The gentleman who administers my PT sent me a video on how to stack ribs over pelvis, accompanied by a loud Flo Rida song that made my husband execute a comic double-take. I'm attempting this rib-stacking, though decades of bad habits render the practice a chore. The will to improve gets fortified by long hours standing on concrete pool decks and such painful morning stiffness that I hobble to my dresser as a way station en route to the bathroom—a journey that shouldn't require strategic planning.

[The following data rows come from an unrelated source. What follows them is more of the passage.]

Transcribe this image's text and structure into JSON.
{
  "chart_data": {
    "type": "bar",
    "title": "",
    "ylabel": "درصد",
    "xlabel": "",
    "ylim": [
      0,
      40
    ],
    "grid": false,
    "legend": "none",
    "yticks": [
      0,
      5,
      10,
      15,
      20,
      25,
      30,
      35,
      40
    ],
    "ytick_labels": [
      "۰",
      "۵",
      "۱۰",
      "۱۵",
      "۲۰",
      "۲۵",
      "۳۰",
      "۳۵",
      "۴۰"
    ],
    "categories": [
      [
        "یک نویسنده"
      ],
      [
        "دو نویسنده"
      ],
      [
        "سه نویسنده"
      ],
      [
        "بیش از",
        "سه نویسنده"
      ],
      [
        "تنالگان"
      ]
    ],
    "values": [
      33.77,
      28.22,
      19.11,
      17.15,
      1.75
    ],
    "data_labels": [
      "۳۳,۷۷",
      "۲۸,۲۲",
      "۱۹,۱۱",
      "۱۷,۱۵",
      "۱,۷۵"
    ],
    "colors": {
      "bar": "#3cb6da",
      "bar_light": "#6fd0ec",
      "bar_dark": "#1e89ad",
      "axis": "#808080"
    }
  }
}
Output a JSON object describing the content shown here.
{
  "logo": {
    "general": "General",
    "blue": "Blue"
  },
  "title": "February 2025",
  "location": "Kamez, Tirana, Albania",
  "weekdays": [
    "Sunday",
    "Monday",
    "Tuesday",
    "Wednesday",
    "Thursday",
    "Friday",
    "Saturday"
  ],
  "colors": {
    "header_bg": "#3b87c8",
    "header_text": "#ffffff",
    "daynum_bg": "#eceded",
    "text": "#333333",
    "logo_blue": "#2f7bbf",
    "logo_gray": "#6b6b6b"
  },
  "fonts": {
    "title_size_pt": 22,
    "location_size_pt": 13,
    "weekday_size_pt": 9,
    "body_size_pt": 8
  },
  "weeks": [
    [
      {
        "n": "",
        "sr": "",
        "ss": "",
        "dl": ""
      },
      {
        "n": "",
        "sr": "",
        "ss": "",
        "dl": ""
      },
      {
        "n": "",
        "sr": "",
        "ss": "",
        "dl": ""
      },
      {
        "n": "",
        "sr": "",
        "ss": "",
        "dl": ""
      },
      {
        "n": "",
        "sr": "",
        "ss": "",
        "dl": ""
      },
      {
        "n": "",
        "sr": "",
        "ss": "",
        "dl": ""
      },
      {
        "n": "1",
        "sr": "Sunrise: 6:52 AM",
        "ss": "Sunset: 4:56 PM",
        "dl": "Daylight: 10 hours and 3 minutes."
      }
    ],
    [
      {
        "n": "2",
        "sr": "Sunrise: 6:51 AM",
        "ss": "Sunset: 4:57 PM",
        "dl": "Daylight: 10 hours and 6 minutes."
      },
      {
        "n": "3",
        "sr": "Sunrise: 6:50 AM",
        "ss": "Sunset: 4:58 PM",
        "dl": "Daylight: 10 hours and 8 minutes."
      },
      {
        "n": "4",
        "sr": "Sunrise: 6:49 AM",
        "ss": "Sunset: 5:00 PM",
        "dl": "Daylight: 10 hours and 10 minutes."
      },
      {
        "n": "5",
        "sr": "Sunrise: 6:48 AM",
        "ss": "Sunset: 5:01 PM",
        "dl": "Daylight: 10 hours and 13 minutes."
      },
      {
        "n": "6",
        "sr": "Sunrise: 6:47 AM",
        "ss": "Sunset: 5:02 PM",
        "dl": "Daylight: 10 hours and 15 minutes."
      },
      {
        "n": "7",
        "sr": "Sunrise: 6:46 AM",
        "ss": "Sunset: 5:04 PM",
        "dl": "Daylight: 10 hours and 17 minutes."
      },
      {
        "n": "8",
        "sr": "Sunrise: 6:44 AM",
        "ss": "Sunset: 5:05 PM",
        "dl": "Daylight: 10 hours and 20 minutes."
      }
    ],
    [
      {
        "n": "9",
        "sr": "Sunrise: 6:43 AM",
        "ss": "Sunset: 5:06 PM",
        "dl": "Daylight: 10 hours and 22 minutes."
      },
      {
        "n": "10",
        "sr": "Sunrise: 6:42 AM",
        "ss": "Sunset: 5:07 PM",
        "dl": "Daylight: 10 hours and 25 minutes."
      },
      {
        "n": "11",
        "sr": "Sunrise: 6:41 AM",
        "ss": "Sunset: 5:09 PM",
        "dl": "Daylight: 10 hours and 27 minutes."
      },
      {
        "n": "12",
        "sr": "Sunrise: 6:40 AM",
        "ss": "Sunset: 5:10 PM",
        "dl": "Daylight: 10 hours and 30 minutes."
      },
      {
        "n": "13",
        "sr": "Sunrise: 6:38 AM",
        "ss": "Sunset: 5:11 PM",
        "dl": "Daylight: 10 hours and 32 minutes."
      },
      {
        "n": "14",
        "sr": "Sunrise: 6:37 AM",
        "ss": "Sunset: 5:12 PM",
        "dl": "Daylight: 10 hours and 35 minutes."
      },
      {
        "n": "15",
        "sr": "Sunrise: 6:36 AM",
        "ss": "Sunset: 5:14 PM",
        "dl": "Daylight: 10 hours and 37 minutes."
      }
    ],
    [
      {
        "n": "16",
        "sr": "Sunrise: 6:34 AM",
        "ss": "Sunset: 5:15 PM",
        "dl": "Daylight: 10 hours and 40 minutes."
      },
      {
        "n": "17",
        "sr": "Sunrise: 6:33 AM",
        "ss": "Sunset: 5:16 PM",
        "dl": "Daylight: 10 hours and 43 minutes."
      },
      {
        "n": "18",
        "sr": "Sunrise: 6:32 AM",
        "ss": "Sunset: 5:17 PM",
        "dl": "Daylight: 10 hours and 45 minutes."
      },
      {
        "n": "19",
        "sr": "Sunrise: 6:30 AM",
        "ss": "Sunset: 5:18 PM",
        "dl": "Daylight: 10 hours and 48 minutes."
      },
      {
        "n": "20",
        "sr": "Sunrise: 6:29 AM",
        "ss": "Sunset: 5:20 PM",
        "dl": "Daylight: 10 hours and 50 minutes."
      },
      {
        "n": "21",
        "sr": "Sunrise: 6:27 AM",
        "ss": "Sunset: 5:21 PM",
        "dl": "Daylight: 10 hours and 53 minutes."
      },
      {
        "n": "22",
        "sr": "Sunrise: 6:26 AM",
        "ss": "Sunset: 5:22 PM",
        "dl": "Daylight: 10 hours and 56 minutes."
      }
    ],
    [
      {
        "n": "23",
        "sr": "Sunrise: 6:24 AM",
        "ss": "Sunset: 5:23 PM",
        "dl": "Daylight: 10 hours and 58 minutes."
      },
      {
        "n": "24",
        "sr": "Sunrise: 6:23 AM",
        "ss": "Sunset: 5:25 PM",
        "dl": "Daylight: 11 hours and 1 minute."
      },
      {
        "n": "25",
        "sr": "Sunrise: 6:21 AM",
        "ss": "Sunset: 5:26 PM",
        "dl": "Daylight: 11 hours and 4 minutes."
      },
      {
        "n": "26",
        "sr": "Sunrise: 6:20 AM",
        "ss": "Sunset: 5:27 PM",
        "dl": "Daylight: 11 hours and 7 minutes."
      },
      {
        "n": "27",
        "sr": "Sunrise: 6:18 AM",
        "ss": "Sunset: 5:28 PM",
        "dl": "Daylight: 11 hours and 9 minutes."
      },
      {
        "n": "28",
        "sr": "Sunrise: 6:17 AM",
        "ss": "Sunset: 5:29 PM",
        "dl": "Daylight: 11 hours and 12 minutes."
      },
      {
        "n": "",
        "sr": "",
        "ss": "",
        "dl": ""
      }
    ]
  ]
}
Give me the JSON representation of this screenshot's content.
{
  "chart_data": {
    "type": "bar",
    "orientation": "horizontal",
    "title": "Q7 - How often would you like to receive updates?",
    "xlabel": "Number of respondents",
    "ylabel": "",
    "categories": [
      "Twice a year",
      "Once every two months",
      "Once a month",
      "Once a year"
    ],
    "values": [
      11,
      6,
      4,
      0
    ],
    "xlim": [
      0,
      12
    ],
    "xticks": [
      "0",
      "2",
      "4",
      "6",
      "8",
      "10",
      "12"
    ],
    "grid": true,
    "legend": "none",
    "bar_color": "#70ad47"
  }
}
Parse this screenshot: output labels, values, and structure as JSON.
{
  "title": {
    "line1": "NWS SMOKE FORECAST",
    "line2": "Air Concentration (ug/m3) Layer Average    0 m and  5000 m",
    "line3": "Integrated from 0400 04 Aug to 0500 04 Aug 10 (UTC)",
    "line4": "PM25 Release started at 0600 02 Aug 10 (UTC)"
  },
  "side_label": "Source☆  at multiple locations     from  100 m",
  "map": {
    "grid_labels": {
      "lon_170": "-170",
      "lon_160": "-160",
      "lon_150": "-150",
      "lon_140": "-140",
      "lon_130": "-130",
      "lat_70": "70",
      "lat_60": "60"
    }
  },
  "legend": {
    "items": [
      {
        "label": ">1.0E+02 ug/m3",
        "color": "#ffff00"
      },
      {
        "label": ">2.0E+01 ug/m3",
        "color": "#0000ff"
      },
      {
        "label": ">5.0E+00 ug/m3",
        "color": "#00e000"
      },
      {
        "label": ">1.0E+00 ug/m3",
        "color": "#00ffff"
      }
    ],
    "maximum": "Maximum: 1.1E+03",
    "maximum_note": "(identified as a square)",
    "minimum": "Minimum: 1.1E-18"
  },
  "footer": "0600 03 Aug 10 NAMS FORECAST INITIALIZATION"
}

As I lay prone one day last week, willing my back to release and reflecting on my fleeting energy reserves, I stumbled across Lisa Miller's essay "How I Learned to Love Lifting Heavy" in the New York Times. Miller reveals she lifts heavy weights for the anxiolytic effect, a term I had to look up. "Anxiolytic" describes several classes of drugs that reduce anxiety, but I love its application to weightlifting. Exercise has served as my preferred method of reducing stress and outrunning anxiety since I was thirteen, before I even had vocabulary for what I needed to escape.
In recent years, I've embraced lifting heavy. I've wandered in and out of weight rooms since high school, though usually with ill-conceived routines and less than ideal target weights. When I was coming up in swimming, we operated under the philosophy that swimming massive yardage would make you faster. While this approach might work for the 500, I never found it particularly helpful for the 50.
My son and daughter educated me on form, maxes, and exercise combinations that translate to pool performance. They learned from their club coach—with whom I now work—then refined their knowledge in college. With my daughter spotting me, I hit a lifetime best on bench press recently. I felt immense pride—followed by immense exhaustion. The exercise routines I'd been using to manage the stress of coaching had been drawing from the same limited energy stores, precipitating the inevitable collapse.
My healers help immensely, as does rest. Today I learned a new practice called "sweeping," developed by Buddhist monks, which focuses on mental release rather than physical manipulation. I need to practice this technique before describing it in full or recommending it—I've tried it only once—but I'm intrigued by the possibility of putting my mind as well as my body to rest. Spring and summer wait just beyond the corner, and it's time to emerge from this mini-hibernation, ribs stacked, breath deepened, ready to meet whatever comes next.